OpenAI has reportedly agreed to spend more than $20 billion over three years on servers powered by Cerebras chips, a deal that could also leave the ChatGPT maker with an equity stake in the startup. The OpenAI Cerebras deal underscores how brutally expensive the race for AI compute has become: access to chips is now just as strategic as the models they run.
The report, from The Information, says the arrangement would help OpenAI meet rising demand as it tries to stay ahead in the AI arms race. That is a familiar problem across the sector, but the scale here is eye-watering even by current standards. A few years ago, this kind of number would have sounded absurd; now it reads like an infrastructure bill.
OpenAI’s previous Cerebras capacity deal
This is not OpenAI’s first public step toward Cerebras. In January, the company agreed to buy up to 750 megawatts of computing capacity from Cerebras over three years in a deal valued at more than $10 billion. Doubling down so quickly suggests OpenAI is not merely shopping for optional supply – it is trying to lock in power, literally and financially, before rivals do.

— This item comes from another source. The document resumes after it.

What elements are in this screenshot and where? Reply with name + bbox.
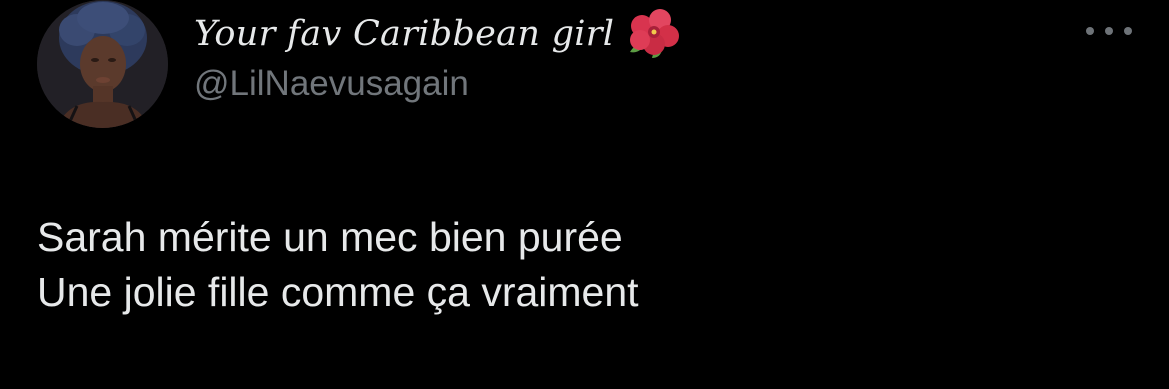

The equity angle is the interesting part. If confirmed, it would blur the line between customer and backer, a pattern increasingly common in the AI supply chain as startups seek demand certainty and buyers seek priority access. Nvidia has dominated the conversation, but the market is wide enough for alternative suppliers to carve out leverage if they can deliver enough compute fast enough.
What OpenAI is buying from Cerebras
- More than $20 billion in spending over the next three years
- Servers powered by Cerebras chips
- A possible equity stake in Cerebras
- A prior deal for up to 750 megawatts of computing capacity valued at more than $10 billion
Why chip supply is now the real battlefield
OpenAI is not alone in treating compute like a scarce natural resource. Across the industry, companies are racing to secure chips, power, and data-center capacity long before they are needed, because the penalty for waiting is simple: someone else gets the hardware first. The old software rule was to move fast and break things; the new one seems to be to reserve megawatts and sign very large checks.
The open question is whether deals like this become the norm or the exception. If OpenAI keeps stacking long-term infrastructure commitments, Cerebras gets validation and revenue visibility, while OpenAI buys itself breathing room in a crowded market. If not, the industry may discover that even a $20 billion promise is just the price of staying in the race.